– Ты – поляк?
– Поляк… – Точная копия одного из битлов вдруг стала меньше похожей на точную копию одного из битлов, поскольку от внезапного вопроса Слепого её (его) перекосило.
Теперь она, копия, обескураженно-ошалело рассматривала Слепого поверх своих стёкол с диоптриями: что же это за шизоидная непонятка образовалась перед ним?..
(«ЛЕГКО ЖИТЬ С ЗАКРЫТЫМИ ГЛАЗАМИ, не понимая, что ты видишь». Джон Леннон.)
– Как узнал? – спросила ливерпульская матрица с некоторой растерянностью в голосе, которую не удалось скрыть.

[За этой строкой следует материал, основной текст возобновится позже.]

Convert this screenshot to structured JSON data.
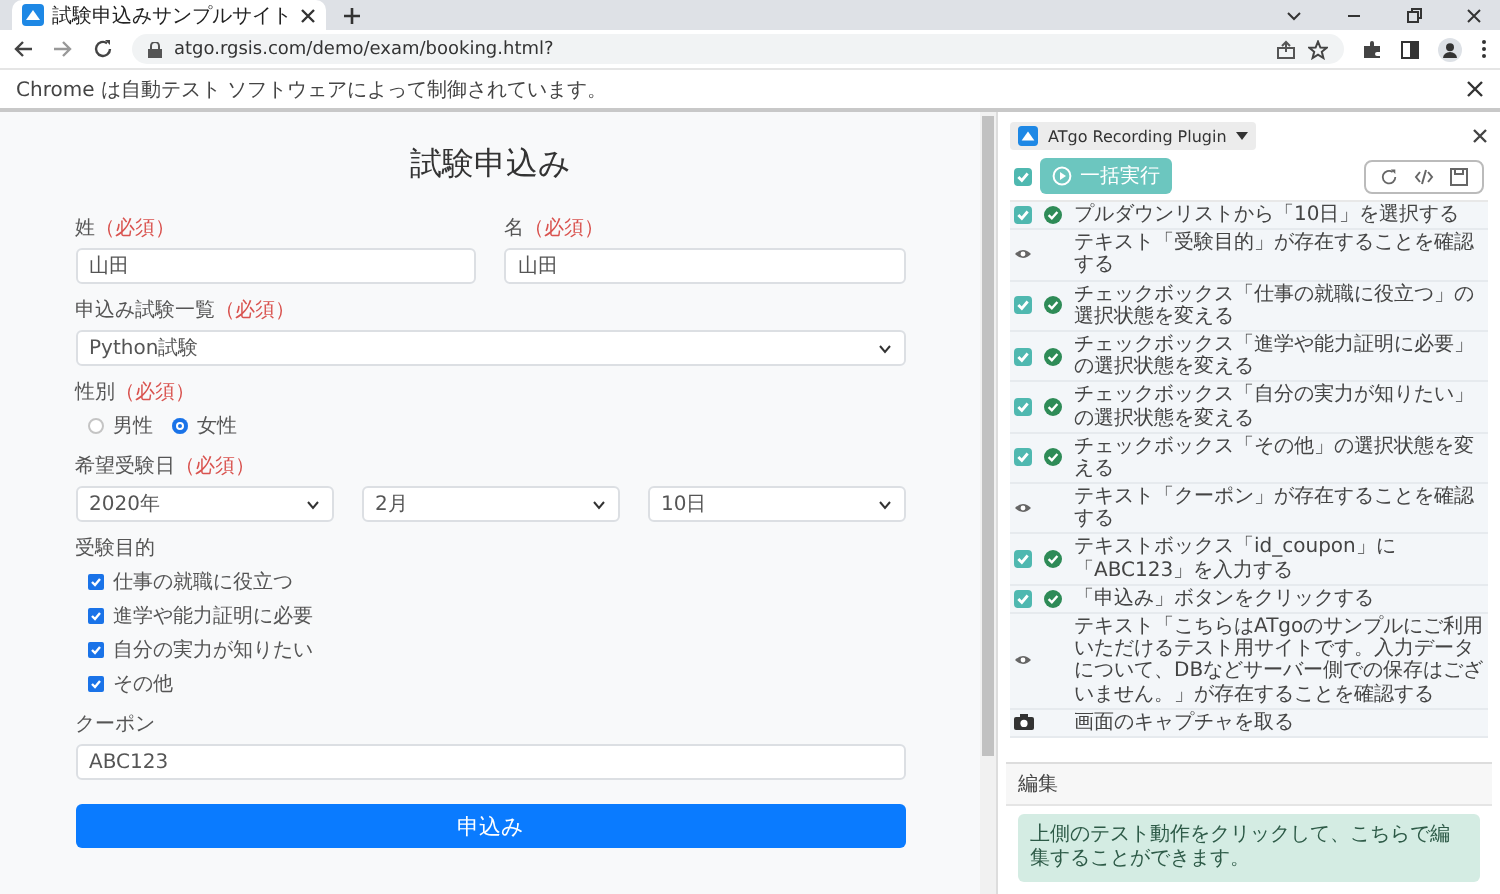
{
  "browser": {
    "tab_title": "試験申込みサンプルサイト",
    "url": "atgo.rgsis.com/demo/exam/booking.html?",
    "infobar": "Chrome は自動テスト ソフトウェアによって制御されています。"
  },
  "form": {
    "title": "試験申込み",
    "name_fields": [
      {
        "label": "姓",
        "required": "（必須）",
        "value": "山田"
      },
      {
        "label": "名",
        "required": "（必須）",
        "value": "山田"
      }
    ],
    "exam": {
      "label": "申込み試験一覧",
      "required": "（必須）",
      "value": "Python試験"
    },
    "gender": {
      "label": "性別",
      "required": "（必須）",
      "options": [
        {
          "label": "男性",
          "selected": false
        },
        {
          "label": "女性",
          "selected": true
        }
      ]
    },
    "date": {
      "label": "希望受験日",
      "required": "（必須）",
      "selects": [
        "2020年",
        "2月",
        "10日"
      ]
    },
    "purpose": {
      "label": "受験目的",
      "options": [
        {
          "label": "仕事の就職に役立つ",
          "checked": true
        },
        {
          "label": "進学や能力証明に必要",
          "checked": true
        },
        {
          "label": "自分の実力が知りたい",
          "checked": true
        },
        {
          "label": "その他",
          "checked": true
        }
      ]
    },
    "coupon": {
      "label": "クーポン",
      "value": "ABC123"
    },
    "submit": "申込み"
  },
  "plugin": {
    "title": "ATgo Recording Plugin",
    "run_all": {
      "label": "一括実行",
      "checked": true
    },
    "steps": [
      {
        "kind": "action",
        "checked": true,
        "text": "プルダウンリストから「10日」を選択する"
      },
      {
        "kind": "assert",
        "text": "テキスト「受験目的」が存在することを確認する"
      },
      {
        "kind": "action",
        "checked": true,
        "text": "チェックボックス「仕事の就職に役立つ」の選択状態を変える"
      },
      {
        "kind": "action",
        "checked": true,
        "text": "チェックボックス「進学や能力証明に必要」の選択状態を変える"
      },
      {
        "kind": "action",
        "checked": true,
        "text": "チェックボックス「自分の実力が知りたい」の選択状態を変える"
      },
      {
        "kind": "action",
        "checked": true,
        "text": "チェックボックス「その他」の選択状態を変える"
      },
      {
        "kind": "assert",
        "text": "テキスト「クーポン」が存在することを確認する"
      },
      {
        "kind": "action",
        "checked": true,
        "text": "テキストボックス「id_coupon」に「ABC123」を入力する"
      },
      {
        "kind": "action",
        "checked": true,
        "text": "「申込み」ボタンをクリックする"
      },
      {
        "kind": "assert",
        "text": "テキスト「こちらはATgoのサンプルにご利用いただけるテスト用サイトです。入力データについて、DBなどサーバー側での保存はございません。」が存在することを確認する"
      },
      {
        "kind": "capture",
        "text": "画面のキャプチャを取る"
      }
    ],
    "edit": {
      "title": "編集",
      "message": "上側のテスト動作をクリックして、こちらで編集することができます。"
    }
  }
}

И ей стало досадно за эту растерянность, за такой нелепый промах.
– Я жил в Польше, – ответил Слепой. – Прибыл, можно сказать, прямиком из заграниц, и сразу на бал.
Слово «из заграниц» прозвучало – будто нарочно! – с насмешкой. Копия Леннона насторожилась: что это опять за хихоньки, да хаханьки? что это за издевательские фортеля?
– Курица – не птица, Польша – не заграница? – В голосе битловской матрицы уже не было растерянности, в голосе был металл.
– Заграница… – ответил Слепой безучастно, – еще какая заграница – самая заграничная из всех заграниц, вместе взятых.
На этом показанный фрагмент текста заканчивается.